On peut signaler encore une directive contenue dans ce nouveau document, qui semble conforme à l’actuelle volonté des autorités vietnamiennes d’écarter les ethnies minoritaires de la religion chrétienne en les faisant revenir aux religions traditionnelles. A plusieurs reprises, dans la résolution, il est recommandé de maintenir et de mettre en valeur le culte traditionnel rendu aux ancêtres et la vénération due aux grands personnages historiques.
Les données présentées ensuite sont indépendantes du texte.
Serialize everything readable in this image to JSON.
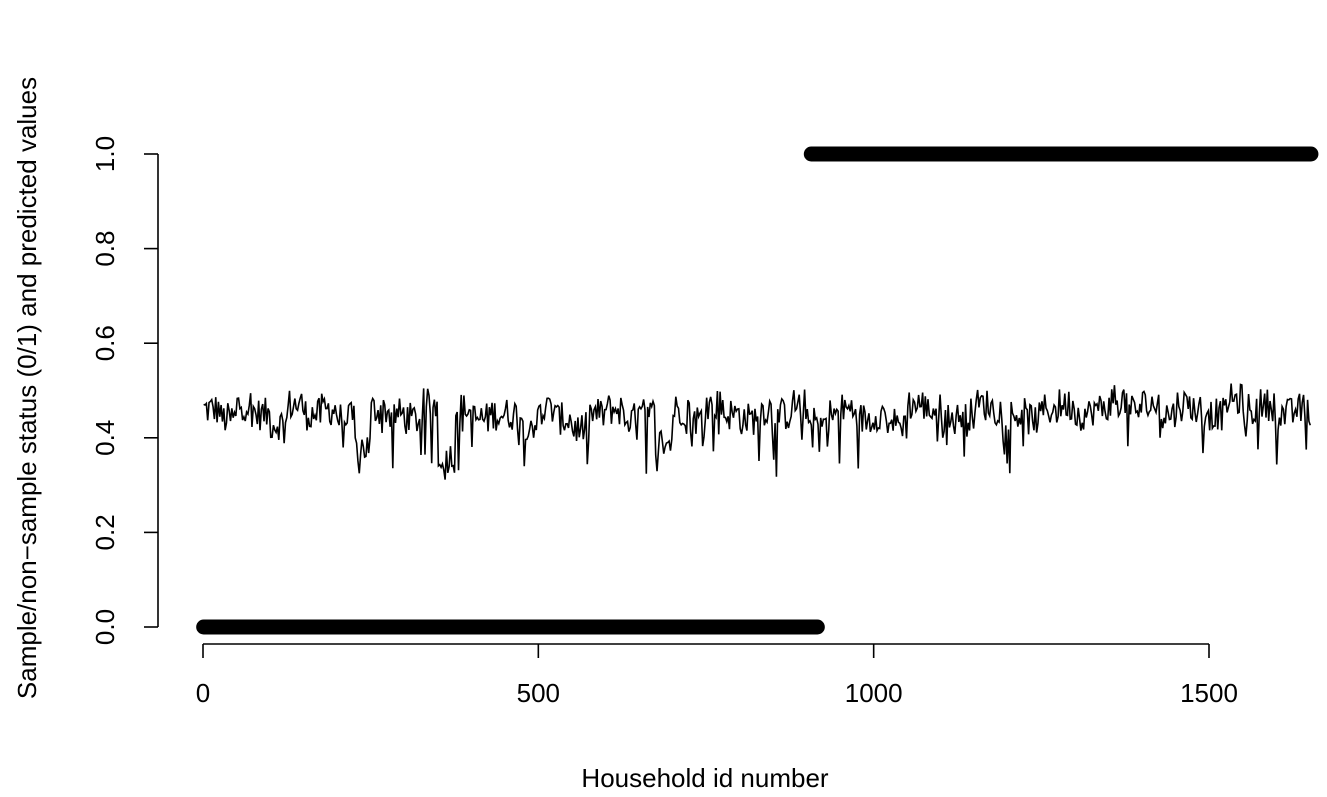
{
  "chart_data": {
    "type": "line",
    "title": "",
    "xlabel": "Household id number",
    "ylabel": "Sample/non−sample status (0/1) and predicted values",
    "xlim": [
      0,
      1652
    ],
    "ylim": [
      0,
      1
    ],
    "x_ticks": [
      0,
      500,
      1000,
      1500
    ],
    "x_tick_labels": [
      "0",
      "500",
      "1000",
      "1500"
    ],
    "y_ticks": [
      0,
      0.2,
      0.4,
      0.6,
      0.8,
      1.0
    ],
    "y_tick_labels": [
      "0.0",
      "0.2",
      "0.4",
      "0.6",
      "0.8",
      "1.0"
    ],
    "grid": false,
    "legend": "none",
    "series": [
      {
        "kind": "points",
        "description_of_values": "status 0 for households 1–916",
        "x_range": [
          1,
          916
        ],
        "y": 0
      },
      {
        "kind": "points",
        "description_of_values": "status 1 for households 907–1652",
        "x_range": [
          907,
          1652
        ],
        "y": 1
      },
      {
        "kind": "line",
        "x_step": 25,
        "x_start": 1,
        "y": [
          0.46,
          0.44,
          0.47,
          0.45,
          0.43,
          0.47,
          0.45,
          0.46,
          0.44,
          0.38,
          0.46,
          0.45,
          0.44,
          0.47,
          0.36,
          0.46,
          0.44,
          0.45,
          0.45,
          0.43,
          0.46,
          0.44,
          0.42,
          0.45,
          0.46,
          0.44,
          0.45,
          0.39,
          0.46,
          0.44,
          0.47,
          0.45,
          0.44,
          0.46,
          0.45,
          0.47,
          0.43,
          0.45,
          0.46,
          0.44,
          0.45,
          0.43,
          0.47,
          0.46,
          0.44,
          0.45,
          0.47,
          0.46,
          0.45,
          0.44,
          0.46,
          0.47,
          0.45,
          0.46,
          0.48,
          0.46,
          0.47,
          0.45,
          0.47,
          0.46,
          0.45,
          0.48,
          0.46,
          0.47,
          0.45,
          0.46,
          0.44,
          0.47
        ]
      }
    ],
    "line_min": 0.31,
    "line_max": 0.535
  }
}
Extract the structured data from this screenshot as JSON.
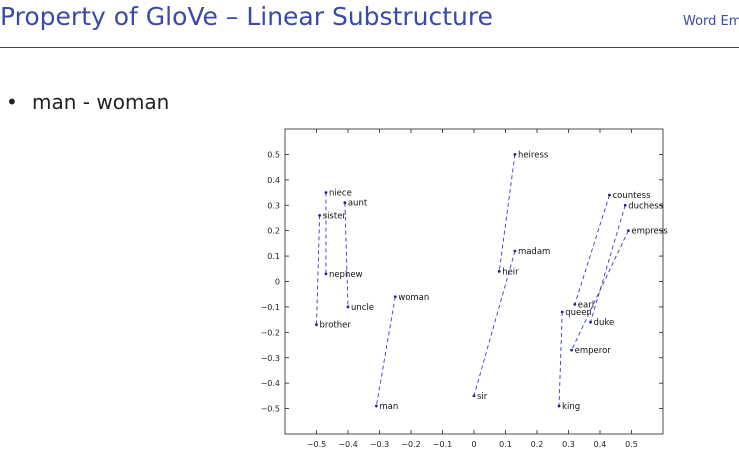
{
  "slide": {
    "title": "Property of GloVe – Linear Substructure",
    "header_right": "Word Em",
    "bullet": "man - woman"
  },
  "chart_data": {
    "type": "scatter",
    "xlim": [
      -0.6,
      0.6
    ],
    "ylim": [
      -0.6,
      0.6
    ],
    "xticks": [
      -0.5,
      -0.4,
      -0.3,
      -0.2,
      -0.1,
      0,
      0.1,
      0.2,
      0.3,
      0.4,
      0.5
    ],
    "xtick_labels": [
      "−0.5",
      "−0.4",
      "−0.3",
      "−0.2",
      "−0.1",
      "0",
      "0.1",
      "0.2",
      "0.3",
      "0.4",
      "0.5"
    ],
    "yticks": [
      0.5,
      0.4,
      0.3,
      0.2,
      0.1,
      0,
      -0.1,
      -0.2,
      -0.3,
      -0.4,
      -0.5
    ],
    "ytick_labels": [
      "0.5",
      "0.4",
      "0.3",
      "0.2",
      "0.1",
      "0",
      "−0.1",
      "−0.2",
      "−0.3",
      "−0.4",
      "−0.5"
    ],
    "grid": false,
    "point_color": "#1f1fa0",
    "line_color": "#3a3ad0",
    "points": [
      {
        "label": "niece",
        "x": -0.47,
        "y": 0.35
      },
      {
        "label": "aunt",
        "x": -0.41,
        "y": 0.31
      },
      {
        "label": "sister",
        "x": -0.49,
        "y": 0.26
      },
      {
        "label": "nephew",
        "x": -0.47,
        "y": 0.03
      },
      {
        "label": "uncle",
        "x": -0.4,
        "y": -0.1
      },
      {
        "label": "brother",
        "x": -0.5,
        "y": -0.17
      },
      {
        "label": "woman",
        "x": -0.25,
        "y": -0.06
      },
      {
        "label": "man",
        "x": -0.31,
        "y": -0.49
      },
      {
        "label": "heiress",
        "x": 0.13,
        "y": 0.5
      },
      {
        "label": "madam",
        "x": 0.13,
        "y": 0.12
      },
      {
        "label": "heir",
        "x": 0.08,
        "y": 0.04
      },
      {
        "label": "sir",
        "x": 0.0,
        "y": -0.45
      },
      {
        "label": "countess",
        "x": 0.43,
        "y": 0.34
      },
      {
        "label": "duchess",
        "x": 0.48,
        "y": 0.3
      },
      {
        "label": "empress",
        "x": 0.49,
        "y": 0.2
      },
      {
        "label": "earl",
        "x": 0.32,
        "y": -0.09
      },
      {
        "label": "queen",
        "x": 0.28,
        "y": -0.12
      },
      {
        "label": "duke",
        "x": 0.37,
        "y": -0.16
      },
      {
        "label": "emperor",
        "x": 0.31,
        "y": -0.27
      },
      {
        "label": "king",
        "x": 0.27,
        "y": -0.49
      }
    ],
    "pairs": [
      [
        "niece",
        "nephew"
      ],
      [
        "aunt",
        "uncle"
      ],
      [
        "sister",
        "brother"
      ],
      [
        "woman",
        "man"
      ],
      [
        "heiress",
        "heir"
      ],
      [
        "madam",
        "sir"
      ],
      [
        "countess",
        "earl"
      ],
      [
        "duchess",
        "duke"
      ],
      [
        "empress",
        "emperor"
      ],
      [
        "queen",
        "king"
      ]
    ]
  }
}
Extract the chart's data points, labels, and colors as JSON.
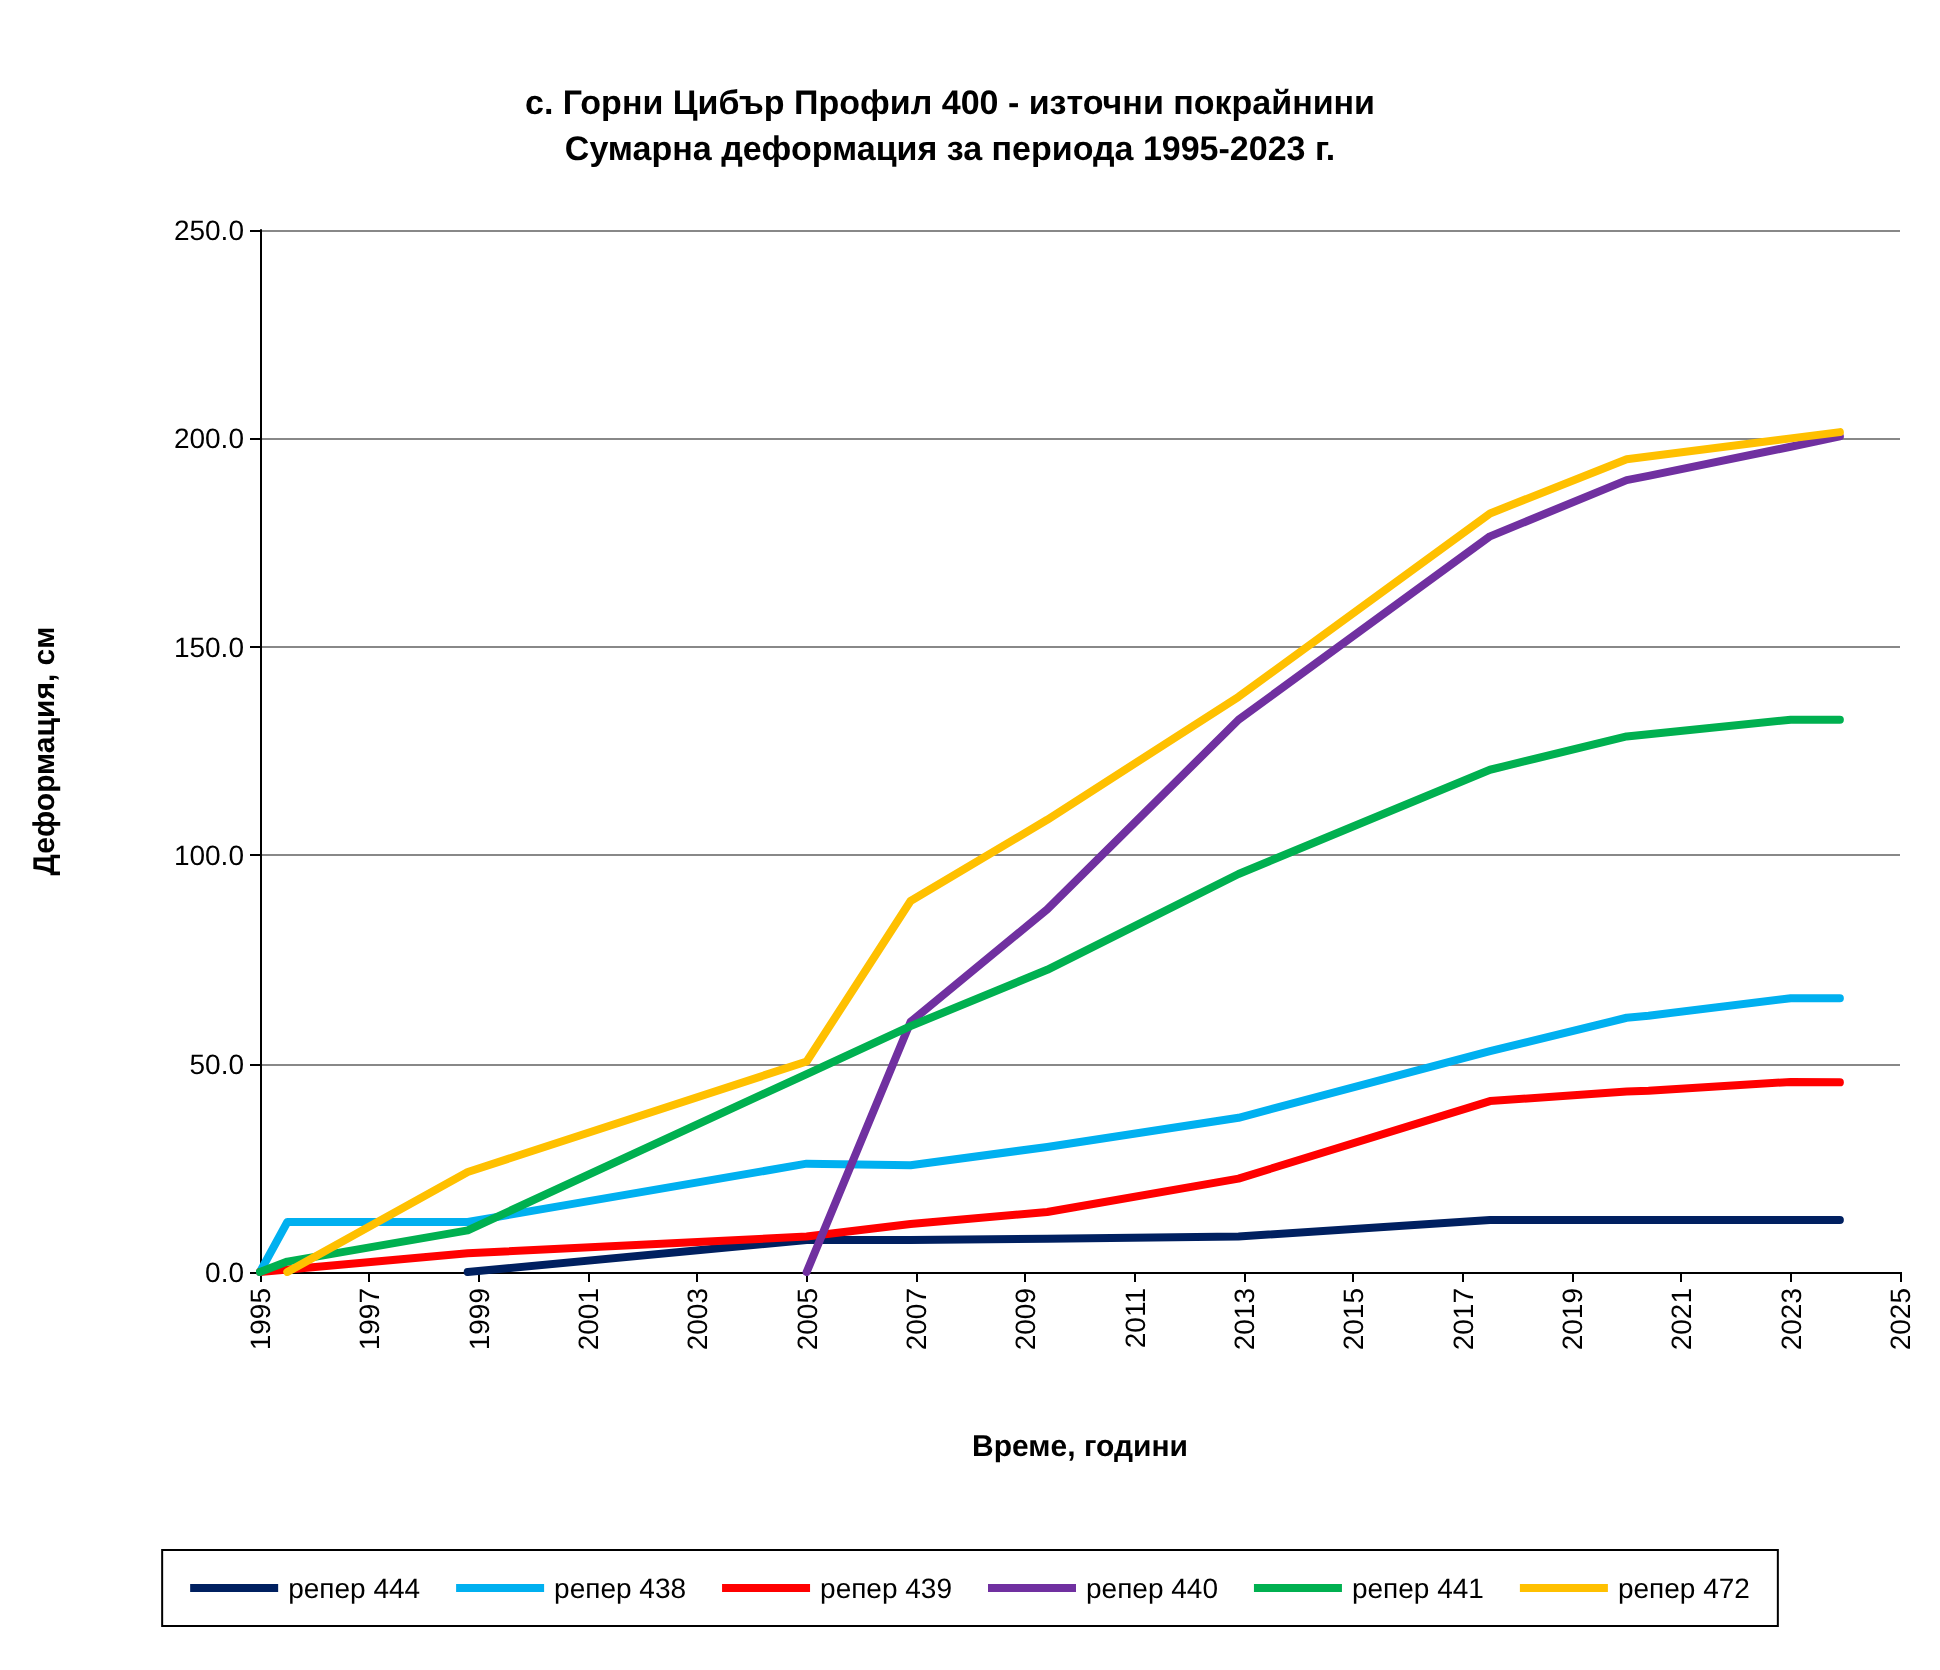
{
  "chart_data": {
    "type": "line",
    "title": "с. Горни Цибър Профил 400 - източни покрайнини\nСумарна деформация за периода 1995-2023 г.",
    "xlabel": "Време, години",
    "ylabel": "Деформация, см",
    "xlim": [
      1995,
      2025
    ],
    "xticks": [
      1995,
      1997,
      1999,
      2001,
      2003,
      2005,
      2007,
      2009,
      2011,
      2013,
      2015,
      2017,
      2019,
      2021,
      2023,
      2025
    ],
    "ylim": [
      0,
      250
    ],
    "yticks": [
      {
        "value": 0,
        "label": "0.0"
      },
      {
        "value": 50,
        "label": "50.0"
      },
      {
        "value": 100,
        "label": "100.0"
      },
      {
        "value": 150,
        "label": "150.0"
      },
      {
        "value": 200,
        "label": "200.0"
      },
      {
        "value": 250,
        "label": "250.0"
      }
    ],
    "grid": "y",
    "legend": "bottom",
    "marker": "none",
    "line_style": "solid",
    "series": [
      {
        "name": "репер 444",
        "color": "#002060",
        "x": [
          1998.8,
          2005,
          2006.9,
          2009.4,
          2012.9,
          2017.5,
          2020,
          2023,
          2023.9
        ],
        "values": [
          0,
          7.7,
          7.7,
          8,
          8.5,
          12.5,
          12.5,
          12.5,
          12.5
        ]
      },
      {
        "name": "репер 438",
        "color": "#00b0f0",
        "x": [
          1995,
          1995.5,
          1998.8,
          2005,
          2006.9,
          2009.4,
          2012.9,
          2017.5,
          2020,
          2020.4,
          2023,
          2023.9
        ],
        "values": [
          0,
          12,
          12,
          26,
          25.6,
          30,
          37,
          53,
          61,
          61.5,
          65.7,
          65.7
        ]
      },
      {
        "name": "репер 439",
        "color": "#ff0000",
        "x": [
          1995,
          1998.8,
          2005,
          2006.9,
          2009.4,
          2012.9,
          2017.5,
          2020,
          2020.4,
          2023,
          2023.9
        ],
        "values": [
          0,
          4.5,
          8.5,
          11.5,
          14.4,
          22.4,
          41,
          43.3,
          43.5,
          45.6,
          45.5
        ]
      },
      {
        "name": "репер 440",
        "color": "#7030a0",
        "x": [
          2005,
          2006.9,
          2009.4,
          2012.9,
          2017.5,
          2020,
          2020.4,
          2023,
          2023.9
        ],
        "values": [
          0,
          60,
          87,
          132.5,
          176.5,
          190,
          191,
          198,
          200.5
        ]
      },
      {
        "name": "репер 441",
        "color": "#00b050",
        "x": [
          1995,
          1995.5,
          1998.8,
          2005,
          2006.9,
          2009.4,
          2012.9,
          2017.5,
          2020,
          2023,
          2023.9
        ],
        "values": [
          0,
          2.5,
          10,
          47.5,
          59,
          72.5,
          95.5,
          120.5,
          128.5,
          132.5,
          132.5
        ]
      },
      {
        "name": "репер 472",
        "color": "#ffc000",
        "x": [
          1995.5,
          1998.8,
          2005,
          2006.9,
          2009.4,
          2012.9,
          2017.5,
          2020,
          2023,
          2023.9
        ],
        "values": [
          0,
          24,
          50.5,
          89,
          108.5,
          138,
          182,
          195,
          200,
          201.5
        ]
      }
    ]
  }
}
On souligne aussi le respect qui doit être manifesté aux croyances traditionnelles des ethnies minoritaires.

Plusieurs informations importantes sont fournies aux lecteurs de la résolution sur la politique à venir de l’Etat à l’égard des religions et du rôle que celles-ci pourront jouer à l’intérieur de la société civile. On apprend ainsi que le projet d’ordonnance qui, l’année dernière, avait provoqué une belle levée de boucliers dans les milieux religieux vietnamiens (8), n’a pas été abandonné. L’ordonnance devrait être promulguée et même être suivie d’une loi sur la religion adoptée par l’Assemblée nationale. On évoque également, avec discrétion, la possibilité pour les religions de prendre la responsabilité d’ouvres médicales, caritatives, culturelles, éducatives.